각 데이터셋에 대한 데이터로더가 생성되었습니다.


# 모델정의

In [6]:
class MultiTaskModel(nn.Module):
    def __init__(self, model_name, num_type_labels, num_important_labels, dropout_ratio=0.1):
        super(MultiTaskModel, self).__init__()
        self.roberta = AutoModel.from_pretrained(model_name)
        self.dropout = nn.Dropout(dropout_ratio)
        
        # type 분류를 위한 출력 레이어
        self.type_classifier = nn.Linear(self.roberta.config.hidden_size, num_type_labels)
        
        # important 분류를 위한 출력 레이어
        self.important_classifier = nn.Linear(self.roberta.config.hidden_size, num_important_labels)
        
    def forward(self, input_ids, attention_mask):
        outputs = self.roberta(input_ids=input_ids, attention_mask=attention_mask)
        
        # [CLS] 토큰의 출력
        cls_output = outputs.last_hidden_state[:, 0, :]
        cls_output = self.dropout(cls_output)
        
        # 분류 결과
        type_logits = self.type_classifier(cls_output)
        important_logits = self.important_classifier(cls_output)
        
        return type_logits, important_logits


In [12]:
import torch.nn as nn

device = torch.device('cuda' if torch.cuda.is_available() else 'cpu')

# 첫 번째 데이터셋 모델 초기화
num_type_labels1 = len(type_label_map1)
num_important_labels1 = len(important_label_map1)

model1 = MultiTaskModel(
    model_name='xlm-roberta-base',
    num_type_labels=num_type_labels1,
    num_important_labels=num_important_labels1
)
model1.to(device)

# 두 번째 데이터셋 모델 초기화
num_type_labels2 = len(type_label_map2)
num_important_labels2 = len(important_label_map2)

model2 = MultiTaskModel(
    model_name='xlm-roberta-base',
    num_type_labels=num_type_labels2,
    num_important_labels=num_important_labels2
)
model2.to(device)

# 세 번째 데이터셋 모델 초기화
num_type_labels3 = len(type_label_map3)
num_important_labels3 = len(important_label_map3)

model3 = MultiTaskModel(
    model_name='xlm-roberta-base',
    num_type_labels=num_type_labels3,
    num_important_labels=num_important_labels3
)
model3.to(device)

# 손실 함수 및 옵티마이저
criterion = nn.CrossEntropyLoss()

optimizer1 = torch.optim.AdamW(model1.parameters(), lr=2e-5)
optimizer2 = torch.optim.AdamW(model2.parameters(), lr=2e-5)
optimizer3 = torch.optim.AdamW(model3.parameters(), lr=2e-5)




# 학습 함수 정의

In [13]:
import os
import torch
from tqdm import tqdm
from torch.nn.utils import clip_grad_norm_
from transformers import get_linear_schedule_with_warmup

def train_and_evaluate(model, train_loader, val_loader, criterion, optimizer, device, num_epochs, save_path, patience=5):
    best_val_loss = float('inf')  # 가장 낮은 검증 손실을 추적
    patience_counter = 0  # Early Stopping을 위한 카운터

    total_steps = len(train_loader) * num_epochs

    # Learning Rate Scheduler 설정
    scheduler = get_linear_schedule_with_warmup(
        optimizer,
        num_warmup_steps=int(0.1 * total_steps),  # 전체 스텝의 10%를 워밍업으로 사용
        num_training_steps=total_steps
    )

    for epoch in range(1, num_epochs + 1):
        print(f"Epoch {epoch}/{num_epochs}")

        # Training 단계
        model.train()
        total_train_loss = 0
        for batch in tqdm(train_loader, desc="Training"):
            optimizer.zero_grad()

            input_ids = batch['input_ids'].to(device)
            attention_mask = batch['attention_mask'].to(device)
            type_labels = batch['type_label'].to(device)
            important_labels = batch['important_label'].to(device)

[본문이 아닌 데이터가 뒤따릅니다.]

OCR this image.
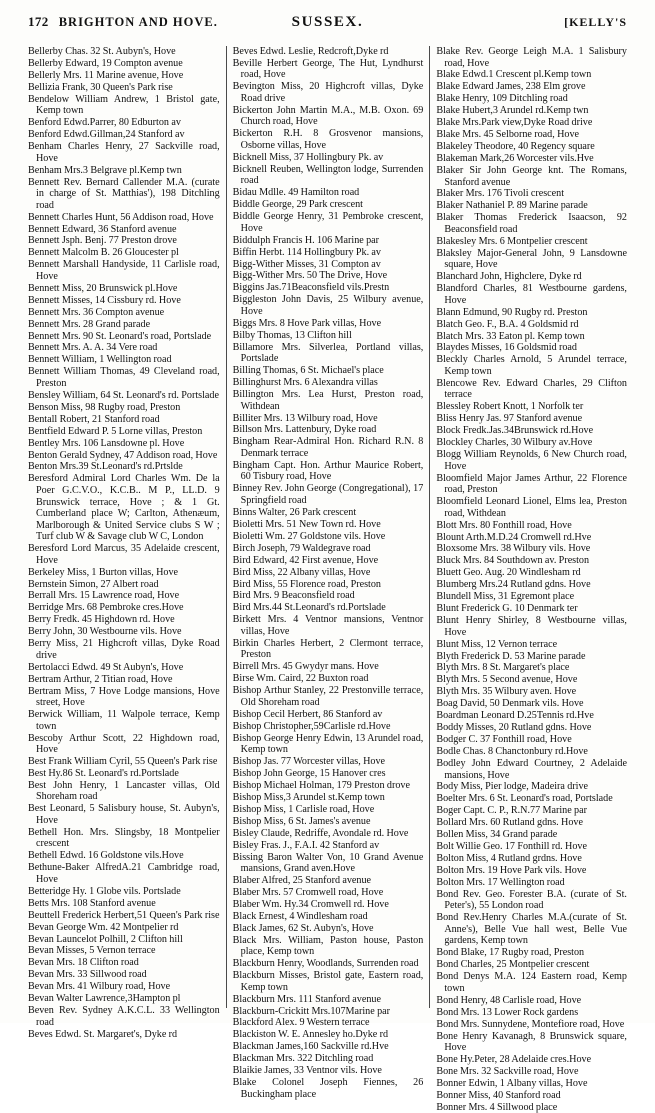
172 BRIGHTON AND HOVE.	SUSSEX.	[KELLY'S
Bellerby Chas. 32 St. Aubyn's, Hove
Bellerby Edward, 19 Compton avenue
Bellerly Mrs. 11 Marine avenue, Hove
Bellizia Frank, 30 Queen's Park rise
Bendelow William Andrew, 1 Bristol gate, Kemp town
Benford Edwd.Parrer, 80 Edburton av
Benford Edwd.Gillman,24 Stanford av
Benham Charles Henry, 27 Sackville road, Hove
Benham Mrs.3 Belgrave pl.Kemp twn
Bennett Rev. Bernard Callender M.A. (curate in charge of St. Matthias'), 198 Ditchling road
Bennett Charles Hunt, 56 Addison road, Hove
Bennett Edward, 36 Stanford avenue
Bennett Jsph. Benj. 77 Preston drove
Bennett Malcolm B. 26 Gloucester pl
Bennett Marshall Handyside, 11 Carlisle road, Hove
Bennett Miss, 20 Brunswick pl.Hove
Bennett Misses, 14 Cissbury rd. Hove
Bennett Mrs. 36 Compton avenue
Bennett Mrs. 28 Grand parade
Bennett Mrs. 90 St. Leonard's road, Portslade
Bennett Mrs. A. A. 34 Vere road
Bennett William, 1 Wellington road
Bennett William Thomas, 49 Cleveland road, Preston
Bensley William, 64 St. Leonard's rd. Portslade
Benson Miss, 98 Rugby road, Preston
Bentall Robert, 21 Stanford road
Bentfield Edward P. 5 Lorne villas, Preston
Bentley Mrs. 106 Lansdowne pl. Hove
Benton Gerald Sydney, 47 Addison road, Hove
Benton Mrs.39 St.Leonard's rd.Prtslde
Beresford Admiral Lord Charles Wm. De la Poer G.C.V.O., K.C.B.. M P., LL.D. 9 Brunswick terrace, Hove ; & 1 Gt. Cumberland place W; Carlton, Athenæum, Marlborough & United Service clubs S W ; Turf club W & Savage club W C, London
Beresford Lord Marcus, 35 Adelaide crescent, Hove
Berkeley Miss, 1 Burton villas, Hove
Bernstein Simon, 27 Albert road
Berrall Mrs. 15 Lawrence road, Hove
Berridge Mrs. 68 Pembroke cres.Hove
Berry Fredk. 45 Highdown rd. Hove
Berry John, 30 Westbourne vils. Hove
Berry Miss, 21 Highcroft villas, Dyke Road drive
Bertolacci Edwd. 49 St Aubyn's, Hove
Bertram Arthur, 2 Titian road, Hove
Bertram Miss, 7 Hove Lodge mansions, Hove street, Hove
Berwick William, 11 Walpole terrace, Kemp town
Bescoby Arthur Scott, 22 Highdown road, Hove
Best Frank William Cyril, 55 Queen's Park rise
Best Hy.86 St. Leonard's rd.Portslade
Best John Henry, 1 Lancaster villas, Old Shoreham road
Best Leonard, 5 Salisbury house, St. Aubyn's, Hove
Bethell Hon. Mrs. Slingsby, 18 Montpelier crescent
Bethell Edwd. 16 Goldstone vils.Hove
Bethune-Baker AlfredA.21 Cambridge road, Hove
Betteridge Hy. 1 Globe vils. Portslade
Betts Mrs. 108 Stanford avenue
Beuttell Frederick Herbert,51 Queen's Park rise
Bevan George Wm. 42 Montpelier rd
Bevan Launcelot Polhill, 2 Clifton hill
Bevan Misses, 5 Vernon terrace
Bevan Mrs. 18 Clifton road
Bevan Mrs. 33 Sillwood road
Bevan Mrs. 41 Wilbury road, Hove
Bevan Walter Lawrence,3Hampton pl
Beven Rev. Sydney A.K.C.L. 33 Wellington road
Beves Edwd. St. Margaret's, Dyke rd
Beves Edwd. Leslie, Redcroft,Dyke rd
Beville Herbert George, The Hut, Lyndhurst road, Hove
Bevington Miss, 20 Highcroft villas, Dyke Road drive
Bickerton John Martin M.A., M.B. Oxon. 69 Church road, Hove
Bickerton R.H. 8 Grosvenor mansions, Osborne villas, Hove
Bicknell Miss, 37 Hollingbury Pk. av
Bicknell Reuben, Wellington lodge, Surrenden road
Bidau Mdlle. 49 Hamilton road
Biddle George, 29 Park crescent
Biddle George Henry, 31 Pembroke crescent, Hove
Biddulph Francis H. 106 Marine par
Biffin Herbt. 114 Hollingbury Pk. av
Bigg-Wither Misses, 31 Compton av
Bigg-Wither Mrs. 50 The Drive, Hove
Biggins Jas.71Beaconsfield vils.Prestn
Biggleston John Davis, 25 Wilbury avenue, Hove
Biggs Mrs. 8 Hove Park villas, Hove
Bilby Thomas, 13 Clifton hill
Billamore Mrs. Silverlea, Portland villas, Portslade
Billing Thomas, 6 St. Michael's place
Billinghurst Mrs. 6 Alexandra villas
Billington Mrs. Lea Hurst, Preston road, Withdean
Billiter Mrs. 13 Wilbury road, Hove
Billson Mrs. Lattenbury, Dyke road
Bingham Rear-Admiral Hon. Richard R.N. 8 Denmark terrace
Bingham Capt. Hon. Arthur Maurice Robert, 60 Tisbury road, Hove
Binney Rev. John George (Congregational), 17 Springfield road
Binns Walter, 26 Park crescent
Bioletti Mrs. 51 New Town rd. Hove
Bioletti Wm. 27 Goldstone vils. Hove
Birch Joseph, 79 Waldegrave road
Bird Edward, 42 First avenue, Hove
Bird Miss, 22 Albany villas, Hove
Bird Miss, 55 Florence road, Preston
Bird Mrs. 9 Beaconsfield road
Bird Mrs.44 St.Leonard's rd.Portslade
Birkett Mrs. 4 Ventnor mansions, Ventnor villas, Hove
Birkin Charles Herbert, 2 Clermont terrace, Preston
Birrell Mrs. 45 Gwydyr mans. Hove
Birse Wm. Caird, 22 Buxton road
Bishop Arthur Stanley, 22 Prestonville terrace, Old Shoreham road
Bishop Cecil Herbert, 86 Stanford av
Bishop Christopher,59Carlisle rd.Hove
Bishop George Henry Edwin, 13 Arundel road, Kemp town
Bishop Jas. 77 Worcester villas, Hove
Bishop John George, 15 Hanover cres
Bishop Michael Holman, 179 Preston drove
Bishop Miss,3 Arundel st.Kemp town
Bishop Miss, 1 Carlisle road, Hove
Bishop Miss, 6 St. James's avenue
Bisley Claude, Redriffe, Avondale rd. Hove
Bisley Fras. J., F.A.I. 42 Stanford av
Bissing Baron Walter Von, 10 Grand Avenue mansions, Grand aven.Hove
Blaber Alfred, 25 Stanford avenue
Blaber Mrs. 57 Cromwell road, Hove
Blaber Wm. Hy.34 Cromwell rd. Hove
Black Ernest, 4 Windlesham road
Black James, 62 St. Aubyn's, Hove
Black Mrs. William, Paston house, Paston place, Kemp town
Blackburn Henry, Woodlands, Surrenden road
Blackburn Misses, Bristol gate, Eastern road, Kemp town
Blackburn Mrs. 111 Stanford avenue
Blackburn-Crickitt Mrs.107Marine par
Blackford Alex. 9 Western terrace
Blackiston W. E. Annesley ho.Dyke rd
Blackman James,160 Sackville rd.Hve
Blackman Mrs. 322 Ditchling road
Blaikie James, 33 Ventnor vils. Hove
Blake Colonel Joseph Fiennes, 26 Buckingham place
Blake Rev. George Leigh M.A. 1 Salisbury road, Hove
Blake Edwd.1 Crescent pl.Kemp town
Blake Edward James, 238 Elm grove
Blake Henry, 109 Ditchling road
Blake Hubert,3 Arundel rd.Kemp twn
Blake Mrs.Park view,Dyke Road drive
Blake Mrs. 45 Selborne road, Hove
Blakeley Theodore, 40 Regency square
Blakeman Mark,26 Worcester vils.Hve
Blaker Sir John George knt. The Romans, Stanford avenue
Blaker Mrs. 176 Tivoli crescent
Blaker Nathaniel P. 89 Marine parade
Blaker Thomas Frederick Isaacson, 92 Beaconsfield road
Blakesley Mrs. 6 Montpelier crescent
Blaksley Major-General John, 9 Lansdowne square, Hove
Blanchard John, Highclere, Dyke rd
Blandford Charles, 81 Westbourne gardens, Hove
Blann Edmund, 90 Rugby rd. Preston
Blatch Geo. F., B.A. 4 Goldsmid rd
Blatch Mrs. 33 Eaton pl. Kemp town
Blaydes Misses, 16 Goldsmid road
Bleckly Charles Arnold, 5 Arundel terrace, Kemp town
Blencowe Rev. Edward Charles, 29 Clifton terrace
Blessley Robert Knott, 1 Norfolk ter
Bliss Henry Jas. 97 Stanford avenue
Block Fredk.Jas.34Brunswick rd.Hove
Blockley Charles, 30 Wilbury av.Hove
Blogg William Reynolds, 6 New Church road, Hove
Bloomfield Major James Arthur, 22 Florence road, Preston
Bloomfield Leonard Lionel, Elms lea, Preston road, Withdean
Blott Mrs. 80 Fonthill road, Hove
Blount Arth.M.D.24 Cromwell rd.Hve
Bloxsome Mrs. 38 Wilbury vils. Hove
Bluck Mrs. 84 Southdown av. Preston
Bluett Geo. Aug. 20 Windlesham rd
Blumberg Mrs.24 Rutland gdns. Hove
Blundell Miss, 31 Egremont place
Blunt Frederick G. 10 Denmark ter
Blunt Henry Shirley, 8 Westbourne villas, Hove
Blunt Miss, 12 Vernon terrace
Blyth Frederick D. 53 Marine parade
Blyth Mrs. 8 St. Margaret's place
Blyth Mrs. 5 Second avenue, Hove
Blyth Mrs. 35 Wilbury aven. Hove
Boag David, 50 Denmark vils. Hove
Boardman Leonard D.25Tennis rd.Hve
Boddy Misses, 20 Rutland gdns. Hove
Bodger C. 37 Fonthill road, Hove
Bodle Chas. 8 Chanctonbury rd.Hove
Bodley John Edward Courtney, 2 Adelaide mansions, Hove
Body Miss, Pier lodge, Madeira drive
Boelter Mrs. 6 St. Leonard's road, Portslade
Boger Capt. C. P., R.N.77 Marine par
Bollard Mrs. 60 Rutland gdns. Hove
Bollen Miss, 34 Grand parade
Bolt Willie Geo. 17 Fonthill rd. Hove
Bolton Miss, 4 Rutland grdns. Hove
Bolton Mrs. 19 Hove Park vils. Hove
Bolton Mrs. 17 Wellington road
Bond Rev. Geo. Forester B.A. (curate of St. Peter's), 55 London road
Bond Rev.Henry Charles M.A.(curate of St. Anne's), Belle Vue hall west, Belle Vue gardens, Kemp town
Bond Blake, 17 Rugby road, Preston
Bond Charles, 25 Montpelier crescent
Bond Denys M.A. 124 Eastern road, Kemp town
Bond Henry, 48 Carlisle road, Hove
Bond Mrs. 13 Lower Rock gardens
Bond Mrs. Sunnydene, Montefiore road, Hove
Bone Henry Kavanagh, 8 Brunswick square, Hove
Bone Hy.Peter, 28 Adelaide cres.Hove
Bone Mrs. 32 Sackville road, Hove
Bonner Edwin, 1 Albany villas, Hove
Bonner Miss, 40 Stanford road
Bonner Mrs. 4 Sillwood place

            # Forward Pass
            type_logits, important_logits = model(input_ids, attention_mask)

            # 손실 계산
            loss_type = criterion(type_logits, type_labels)
            loss_important = criterion(important_logits, important_labels)
            loss = loss_type + loss_important  # 총 손실은 두 손실의 합

            # Backward Pass 및 최적화
            loss.backward()

            # Gradient Clipping
            clip_grad_norm_(model.parameters(), max_norm=1.0)

            optimizer.step()
            scheduler.step()

            total_train_loss += loss.item()
        avg_train_loss = total_train_loss / len(train_loader)

        # Validation 단계
        model.eval()
        total_val_loss = 0
        correct_type = 0
        correct_important = 0
        total_samples = 0
        with torch.no_grad():
            for batch in tqdm(val_loader, desc="Validation"):
                input_ids = batch['input_ids'].to(device)
                attention_mask = batch['attention_mask'].to(device)
                type_labels = batch['type_label'].to(device)
                important_labels = batch['important_label'].to(device)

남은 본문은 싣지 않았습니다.